Sorely afraid now at the Evil Witch’s proximity, Langolei dashed around the Witch and out the cottage into the icy cold with only her cloak and boots as she had grabbed these in a dash from peg and floor. Langolei struggled six yards from the cottage in the deep ice and snow, when suddenly her mind was twisted in all directions. She knew what the old Witch was up to. She was attempting to confuse Langolei into leading the ancient Witch straight to the Yule faeries, but Langolei stopped and willed herself still. The evil Witch was right. Langolei’s powers were great, more powerful than her mother’s and grandmother’s, so Langolei chose to astral project herself to the great oak tree’s huge and gnarled roots where the Yule faeries lived in their Underhills. Others were out with Jack Frost merrily building towers and palaces of crystal ice and snow and sprinkling the leaves with sparkling gemstone faery dust.
The old Witch snarling, with one tooth hanging long over her lower lip, was a cursed sight to see and a powerful looking one, but try as she might she could not pierce Langolei’s sacred Circle. Langolei would wait within it until the Trooping Faeries, who moments ago were psychically promised to her, came to free her from this evil. The faeries communicated to her that Ole Old-As-The-Hills Witch, for she was in her hundredth plus years, had forever ventured to cajole someone with magical powers to take her to the winter fae just prior to and all during the Yuletide season. Ole Old-As-The-Hills believed she could find the fae and grab one to do her bidding during Yule as the trees were bare giving her a clearer view, and all the faeries were out in number throwing miniature snowballs giving her an even greater chance of snatching one.

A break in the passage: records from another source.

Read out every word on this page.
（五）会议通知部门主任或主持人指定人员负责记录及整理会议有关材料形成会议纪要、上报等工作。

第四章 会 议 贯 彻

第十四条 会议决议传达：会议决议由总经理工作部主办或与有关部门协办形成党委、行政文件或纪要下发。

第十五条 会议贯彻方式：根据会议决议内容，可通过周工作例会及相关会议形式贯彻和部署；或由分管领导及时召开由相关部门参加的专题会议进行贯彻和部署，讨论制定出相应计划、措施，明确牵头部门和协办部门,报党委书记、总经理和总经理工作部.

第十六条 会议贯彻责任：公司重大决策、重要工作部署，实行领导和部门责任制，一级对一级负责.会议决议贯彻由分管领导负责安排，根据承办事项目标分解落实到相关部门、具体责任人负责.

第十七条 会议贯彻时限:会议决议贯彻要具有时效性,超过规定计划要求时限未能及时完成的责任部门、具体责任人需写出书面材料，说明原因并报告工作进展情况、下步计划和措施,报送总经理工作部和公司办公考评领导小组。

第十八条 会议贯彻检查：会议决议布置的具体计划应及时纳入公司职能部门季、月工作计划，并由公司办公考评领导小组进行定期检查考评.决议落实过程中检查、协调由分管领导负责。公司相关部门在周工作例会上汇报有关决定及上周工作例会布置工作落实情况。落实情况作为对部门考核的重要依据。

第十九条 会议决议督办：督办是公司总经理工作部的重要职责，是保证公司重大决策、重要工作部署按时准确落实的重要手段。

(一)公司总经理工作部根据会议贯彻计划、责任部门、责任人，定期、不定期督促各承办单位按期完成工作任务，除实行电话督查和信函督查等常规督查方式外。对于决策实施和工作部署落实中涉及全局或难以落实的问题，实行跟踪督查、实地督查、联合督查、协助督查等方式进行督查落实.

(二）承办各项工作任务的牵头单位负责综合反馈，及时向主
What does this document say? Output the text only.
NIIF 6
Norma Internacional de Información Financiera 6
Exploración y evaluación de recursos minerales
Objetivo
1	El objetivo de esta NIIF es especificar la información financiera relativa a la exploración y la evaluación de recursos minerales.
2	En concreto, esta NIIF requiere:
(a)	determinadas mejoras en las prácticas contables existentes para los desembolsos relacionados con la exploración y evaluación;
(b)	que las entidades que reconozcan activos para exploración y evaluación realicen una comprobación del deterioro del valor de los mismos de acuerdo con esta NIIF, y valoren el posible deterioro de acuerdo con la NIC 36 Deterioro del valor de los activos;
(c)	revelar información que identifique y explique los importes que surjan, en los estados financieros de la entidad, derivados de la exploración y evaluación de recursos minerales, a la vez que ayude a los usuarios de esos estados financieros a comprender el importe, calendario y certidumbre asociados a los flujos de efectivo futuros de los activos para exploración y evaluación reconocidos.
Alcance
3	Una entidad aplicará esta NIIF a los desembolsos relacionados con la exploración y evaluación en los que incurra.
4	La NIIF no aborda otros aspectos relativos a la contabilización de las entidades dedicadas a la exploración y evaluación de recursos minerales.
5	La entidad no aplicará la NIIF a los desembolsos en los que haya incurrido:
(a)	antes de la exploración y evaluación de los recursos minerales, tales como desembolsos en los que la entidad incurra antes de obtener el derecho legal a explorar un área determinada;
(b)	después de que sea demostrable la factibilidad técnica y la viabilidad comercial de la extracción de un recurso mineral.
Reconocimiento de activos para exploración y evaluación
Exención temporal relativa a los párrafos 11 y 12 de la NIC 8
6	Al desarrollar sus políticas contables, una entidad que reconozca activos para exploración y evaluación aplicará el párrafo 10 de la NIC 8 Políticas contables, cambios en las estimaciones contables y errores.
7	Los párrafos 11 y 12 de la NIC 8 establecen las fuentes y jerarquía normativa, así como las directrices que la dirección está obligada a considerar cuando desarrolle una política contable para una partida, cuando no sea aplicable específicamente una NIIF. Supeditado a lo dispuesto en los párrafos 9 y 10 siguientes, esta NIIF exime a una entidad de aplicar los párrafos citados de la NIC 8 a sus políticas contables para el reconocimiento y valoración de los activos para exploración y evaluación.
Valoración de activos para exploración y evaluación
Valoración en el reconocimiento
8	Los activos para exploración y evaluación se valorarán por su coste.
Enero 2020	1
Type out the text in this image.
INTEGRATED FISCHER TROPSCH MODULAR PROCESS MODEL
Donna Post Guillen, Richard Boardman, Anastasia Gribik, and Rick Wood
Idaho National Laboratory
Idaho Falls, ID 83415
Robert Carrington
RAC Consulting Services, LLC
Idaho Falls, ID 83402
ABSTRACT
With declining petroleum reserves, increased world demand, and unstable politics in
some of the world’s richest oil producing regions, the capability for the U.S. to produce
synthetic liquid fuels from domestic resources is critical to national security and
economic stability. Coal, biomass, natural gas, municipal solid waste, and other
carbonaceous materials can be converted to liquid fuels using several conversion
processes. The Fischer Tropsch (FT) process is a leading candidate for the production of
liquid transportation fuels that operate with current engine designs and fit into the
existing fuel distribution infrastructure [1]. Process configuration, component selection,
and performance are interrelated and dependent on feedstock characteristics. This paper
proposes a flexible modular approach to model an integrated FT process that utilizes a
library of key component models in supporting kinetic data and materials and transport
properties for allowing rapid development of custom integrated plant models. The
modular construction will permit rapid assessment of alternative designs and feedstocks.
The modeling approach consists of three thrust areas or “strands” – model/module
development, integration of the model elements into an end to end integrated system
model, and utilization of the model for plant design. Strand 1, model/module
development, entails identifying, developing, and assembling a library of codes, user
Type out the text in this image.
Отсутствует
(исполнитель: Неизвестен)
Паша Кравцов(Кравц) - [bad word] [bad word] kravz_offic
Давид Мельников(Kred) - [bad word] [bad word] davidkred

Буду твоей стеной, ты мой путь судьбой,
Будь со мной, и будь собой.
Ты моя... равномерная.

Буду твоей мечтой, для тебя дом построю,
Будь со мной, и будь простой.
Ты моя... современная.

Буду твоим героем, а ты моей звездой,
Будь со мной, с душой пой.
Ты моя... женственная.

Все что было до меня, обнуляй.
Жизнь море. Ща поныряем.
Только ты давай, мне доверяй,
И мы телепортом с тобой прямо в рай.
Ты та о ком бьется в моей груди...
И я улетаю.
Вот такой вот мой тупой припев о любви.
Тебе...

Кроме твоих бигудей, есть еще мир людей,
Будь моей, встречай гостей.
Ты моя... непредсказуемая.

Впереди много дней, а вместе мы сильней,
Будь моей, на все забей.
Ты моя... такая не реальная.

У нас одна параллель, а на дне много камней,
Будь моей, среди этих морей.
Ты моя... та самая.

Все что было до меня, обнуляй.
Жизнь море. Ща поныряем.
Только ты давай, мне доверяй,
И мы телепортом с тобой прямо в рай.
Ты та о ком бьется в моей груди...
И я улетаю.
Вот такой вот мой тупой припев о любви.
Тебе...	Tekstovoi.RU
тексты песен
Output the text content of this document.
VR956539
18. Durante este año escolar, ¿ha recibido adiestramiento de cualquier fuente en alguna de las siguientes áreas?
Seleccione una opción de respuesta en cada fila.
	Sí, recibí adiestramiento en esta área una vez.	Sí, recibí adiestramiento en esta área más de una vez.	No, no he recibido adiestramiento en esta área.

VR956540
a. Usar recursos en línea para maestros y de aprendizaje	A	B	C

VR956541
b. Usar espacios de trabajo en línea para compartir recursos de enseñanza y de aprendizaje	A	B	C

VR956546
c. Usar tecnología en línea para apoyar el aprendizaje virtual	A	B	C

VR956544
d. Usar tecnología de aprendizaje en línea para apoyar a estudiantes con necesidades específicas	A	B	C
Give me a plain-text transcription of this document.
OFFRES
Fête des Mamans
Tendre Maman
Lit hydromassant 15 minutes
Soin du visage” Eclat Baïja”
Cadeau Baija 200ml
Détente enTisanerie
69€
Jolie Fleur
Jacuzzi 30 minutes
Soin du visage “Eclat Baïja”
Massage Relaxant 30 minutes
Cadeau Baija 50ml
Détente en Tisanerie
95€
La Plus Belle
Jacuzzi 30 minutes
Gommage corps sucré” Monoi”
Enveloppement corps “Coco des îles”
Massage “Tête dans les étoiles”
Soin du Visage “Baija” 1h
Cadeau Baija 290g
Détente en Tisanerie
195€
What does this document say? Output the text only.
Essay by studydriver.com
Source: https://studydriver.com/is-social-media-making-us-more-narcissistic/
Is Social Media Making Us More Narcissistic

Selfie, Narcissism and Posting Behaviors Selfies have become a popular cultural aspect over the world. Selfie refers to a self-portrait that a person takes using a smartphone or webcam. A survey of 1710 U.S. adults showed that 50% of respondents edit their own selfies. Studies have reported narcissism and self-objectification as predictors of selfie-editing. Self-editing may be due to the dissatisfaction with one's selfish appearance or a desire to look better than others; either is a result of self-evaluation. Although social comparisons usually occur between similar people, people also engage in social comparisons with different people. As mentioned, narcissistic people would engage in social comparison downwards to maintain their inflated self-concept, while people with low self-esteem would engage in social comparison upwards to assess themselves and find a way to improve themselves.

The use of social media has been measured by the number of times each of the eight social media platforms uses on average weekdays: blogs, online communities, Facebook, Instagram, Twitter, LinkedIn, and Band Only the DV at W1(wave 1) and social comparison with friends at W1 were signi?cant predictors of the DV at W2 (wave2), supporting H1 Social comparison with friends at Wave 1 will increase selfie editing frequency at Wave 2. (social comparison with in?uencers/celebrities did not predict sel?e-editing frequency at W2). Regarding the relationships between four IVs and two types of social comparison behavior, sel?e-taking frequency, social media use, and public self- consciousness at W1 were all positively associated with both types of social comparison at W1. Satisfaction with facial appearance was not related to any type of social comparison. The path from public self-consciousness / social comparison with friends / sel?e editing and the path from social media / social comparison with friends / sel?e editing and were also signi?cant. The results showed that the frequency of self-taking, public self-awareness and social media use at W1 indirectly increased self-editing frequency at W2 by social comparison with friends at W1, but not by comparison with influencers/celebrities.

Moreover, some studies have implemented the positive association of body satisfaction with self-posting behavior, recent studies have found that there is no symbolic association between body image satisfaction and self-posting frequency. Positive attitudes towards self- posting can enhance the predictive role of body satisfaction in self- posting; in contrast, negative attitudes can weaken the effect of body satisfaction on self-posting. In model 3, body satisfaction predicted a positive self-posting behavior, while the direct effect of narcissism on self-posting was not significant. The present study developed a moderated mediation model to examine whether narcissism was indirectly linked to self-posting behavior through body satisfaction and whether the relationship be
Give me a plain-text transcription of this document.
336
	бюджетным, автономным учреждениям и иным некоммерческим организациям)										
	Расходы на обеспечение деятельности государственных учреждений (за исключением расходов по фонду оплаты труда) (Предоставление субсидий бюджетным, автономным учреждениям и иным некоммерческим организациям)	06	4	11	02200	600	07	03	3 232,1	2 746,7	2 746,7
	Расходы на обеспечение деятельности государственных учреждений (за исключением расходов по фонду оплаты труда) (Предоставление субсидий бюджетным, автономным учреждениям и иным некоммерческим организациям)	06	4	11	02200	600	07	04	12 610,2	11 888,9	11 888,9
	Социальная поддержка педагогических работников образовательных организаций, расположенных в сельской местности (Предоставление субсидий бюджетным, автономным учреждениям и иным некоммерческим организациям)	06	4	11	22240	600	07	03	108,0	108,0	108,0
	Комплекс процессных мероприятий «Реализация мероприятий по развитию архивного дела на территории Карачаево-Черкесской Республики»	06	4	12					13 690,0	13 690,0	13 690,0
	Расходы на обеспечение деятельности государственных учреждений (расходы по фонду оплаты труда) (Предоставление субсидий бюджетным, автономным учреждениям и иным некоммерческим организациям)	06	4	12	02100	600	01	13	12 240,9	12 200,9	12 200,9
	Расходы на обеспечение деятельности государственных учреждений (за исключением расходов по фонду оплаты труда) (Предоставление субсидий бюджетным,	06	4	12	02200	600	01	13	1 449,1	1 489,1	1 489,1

Soon, Langolei heard the Trooping Faeries coming en masse. The ugly and older-than-all the-moons-and-stars Witch jerked her head up as she heard the hundreds of faeries marching toward her. She would have turned tail and run if it had not been for the master of the season, Jack Frost. Jack, hearing of the incident, flew to the Trooping Fae to lend his wand and turned Ole Old-As-The-Hills into a block of ice and cast her unceremoniously to the North Pole’s most northern corner never to bother anyone again…especially the Good People.
And, as the early morning of Yule struck clear as quartz, and the village men grabbed their tools to try to free the roadways and paths from the icy snow, they walked out their doors to a happy surprise. The Trooping Faeries had worked all night until dawn troop-tramping the main roads and paths to clear them for this night’s beckoning of the sun to swallow the night.
And, as you might imagine, or hope to imagine, the Prince was mired in the snow and ice not cleared and so had to go the route of Langolei’s village. And, of course, he went to the Yuletide celebration and feast and took one look at the lovely Langolei and knew their marriage at Bealtaine would be presided over by the gods and goddesses and the good Yule fae and all the Otherworldly creatures of all the seasons.
And what of Robert Joseph MacLaughlin, the Third? Langolei used her powers of misdirection to direct Robert to a woman he could love and his parents approve.
And, both couples lived happily ever after.